Comment ne pas penser au terrifiant Château de Kafka ! Mais la ressemblance est subtile. Philippe Claudel explore davantage le côté social du monde. Là où chacun est réduit à un rôle, dans un système impersonnel et asexué de fonctions, de rouages, un grand mécanisme sans intelligence dans lequel ces fonctions, ces rouages interviennent et interagissent en vue de le faire fonctionner (p. 221), l'Enquêteur n'est qu'un rôle parmi d'autres. Le roman est nourri de théâtralité, avec des entrées et des sorties fracassantes, des personnages dont le masque est figé pour l'éternité, des répétitions et des scènes qui semblent déjà écrites. L'Enquêteur se perd dans cet univers forcément faux, totalement onirique et qui n'était en rien la vie. (p. 142) Et qu'est-ce que le roman, le récit, si ce n'est une apparence de réel sans le souffle de la vie ?

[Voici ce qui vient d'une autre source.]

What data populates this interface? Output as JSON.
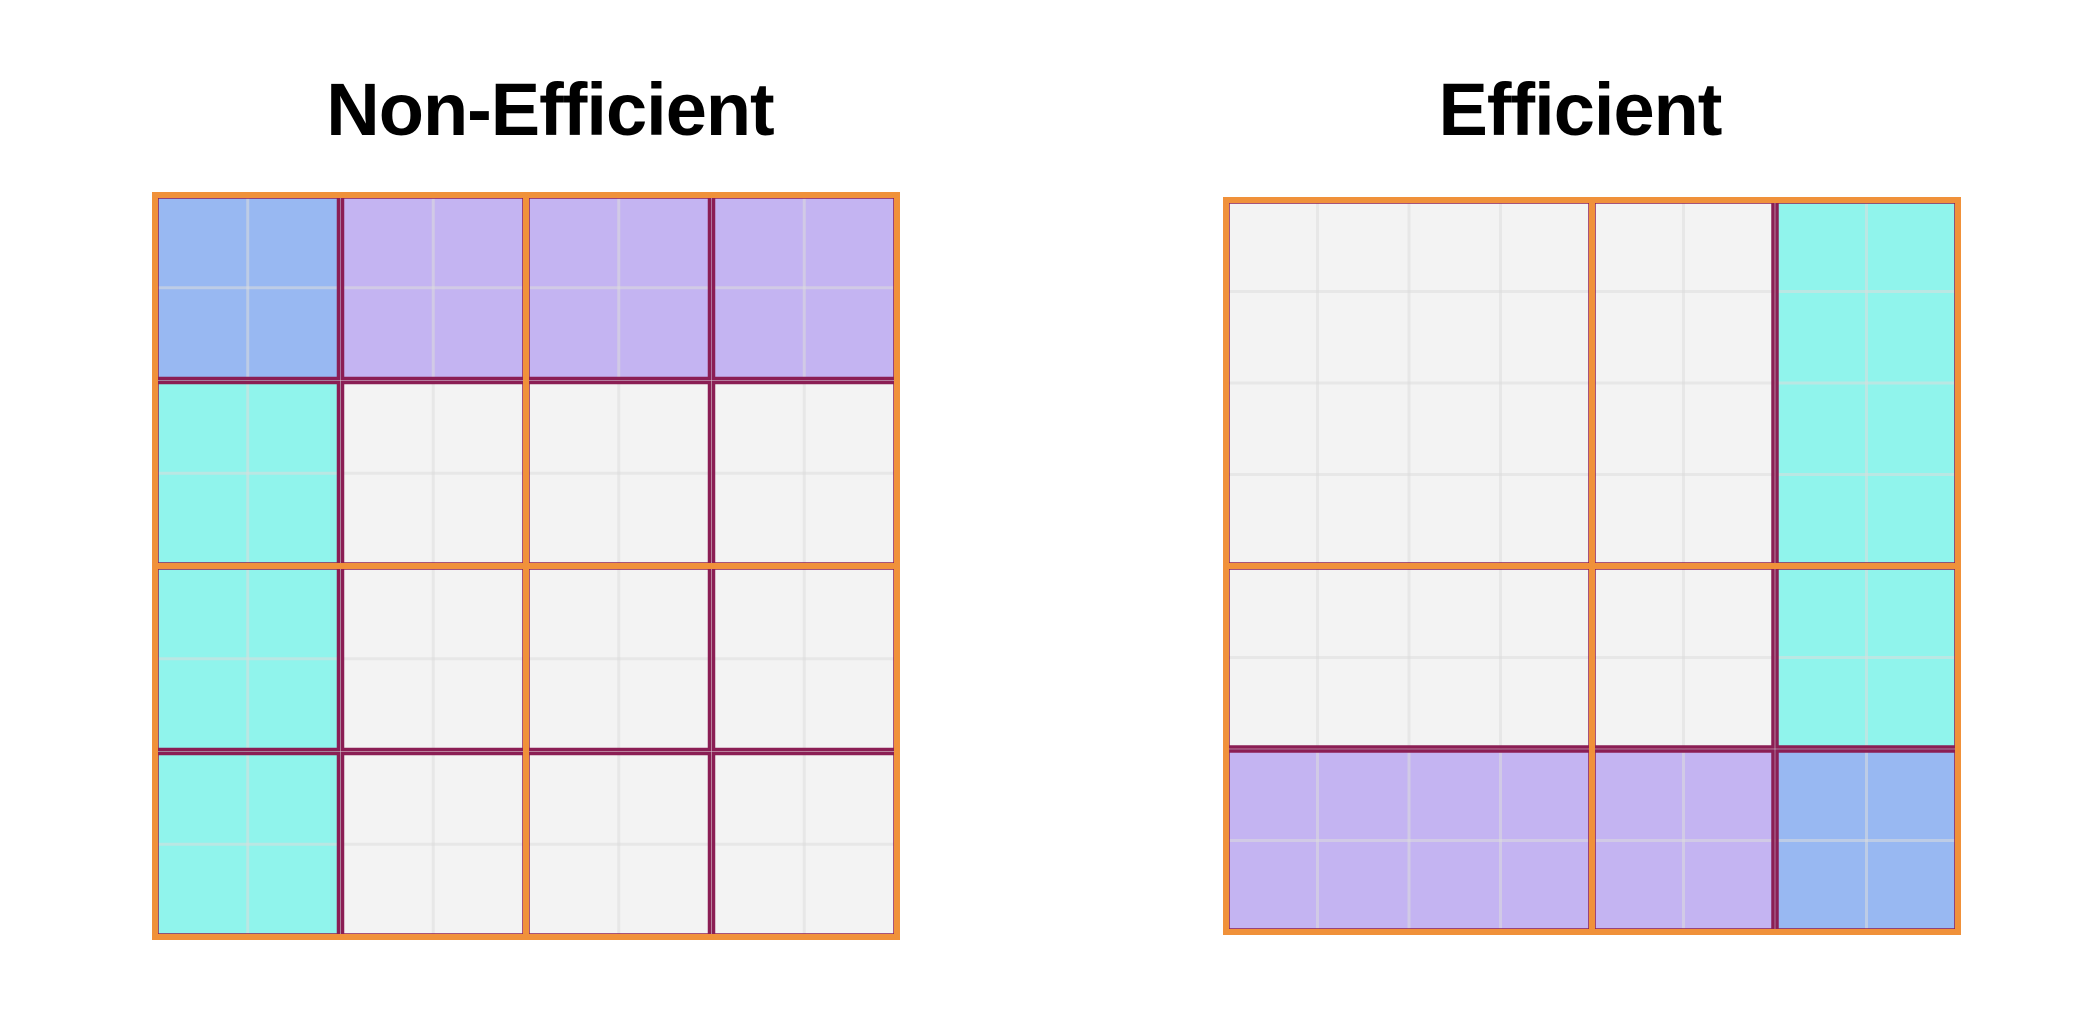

L'absence totale d'anthroponymie ou de toponymie rend l'onomastique factice : l'intrigue se déroule nulle part et est menée par personne. La non-personnalisation des protagonistes ou des lieux rend le récit universel mais intangible, encore plus impalpable. Dans l'impossibilité de nommer, de s'accrocher à des référents qui ne soient pas schématiques, le texte devient un canevas désincarné et transposable à l'infini. Le récit n'en est que plus percutant. En n'accusant personne, il désigne tout le monde.

Les 23 suicides dénombrés dans l'Entreprise, gigantesque matrice tentaculaire qui englobe la Ville - qui est la Ville - l'énigmatique portrait du vieil homme qui préside chaque lieu, les appels désespérés d'un inconnu, le sentiment de mort que ressent l'Enquêteur et le final dans une plaine désertique font de ce roman une somme d'angoisse et de questionnements. S'agit-il d'un voyage initiatique ? D'une acceptation de la mort ? D'un futur apocalyptique ? D'une réalité différée ? D'une critique de la société qui tue et engloutit ses membres sans considération aucune ? Après tout, qu'importe la réponse. Le lecteur est l'Enquêteur, l'auteur est le Fondateur, le texte est l'Entreprise. Chacun doit tenir sa place, même s'il ne la connaît pas et ne la comprend pas. Le Fondateur ne sait pas ce qu'il a fondé, l'Enquêteur ne sait plus sur quoi il doit chercher. Ultime réponse, à mettre en regard de la première phrase citée : Ici, c'est en se bandant les yeux qu'on réussit à voir. (p. 262)

Philippe Claudel signe un texte fort qui, s'il m'a moins enchantée que Le rapport de Brodeck, n'en reste pas moins une réussite stylistique. Je l'ai lu en deux heures, happée par le destin malchanceux de l'Enquêteur, avide de poursuivre avec lui l'expérience glaçante d'un univers dénué de logique apparente. Encore une belle découverte de la rentrée littéraire 2010 !

Du même auteur : Parfums, La petite fille de Monsieur Linh, Le paquet, Parle-moi d'amour, Le monde sans enfants et autres histoires, Le café de l'Excelsior

Lili Galipette

Extrait :

Lorsque l’Enquêteur sortit de la gare, il fut accueilli par une pluie fine mêlée de neige fondue. C’était un homme de petite taille, un peu rond, aux cheveux rares. Tout chez lui était banal, du vêtement à l’expression, et si quelqu’un avait eu à le décrire, dans le cadre d’un roman par exemple, d’une procédure criminelle ou d’un témoignage judiciaire, il aurait eu sans doute beaucoup de peine à préciser son portrait. C’était en quelque sorte un être de l’évanouissement, sitôt vu, sitôt oublié. Sa personne était aussi inconsistante que le brouillard, les songes ou le souffle expiré par une bouche et, en cela, il était semblable à des milliards d’êtres humains.
La place de la gare était à l’image d’innombrables places de gares, avec son lot d’immeubles impersonnels serrés les uns contre les autres. Sur toute la hauteur de l’un d’eux, un panneau publicitaire affichait la photographie démesurément agrandie d’un vieillard qui fixait celui qui le regardait d’un œil amusé et mélancolique.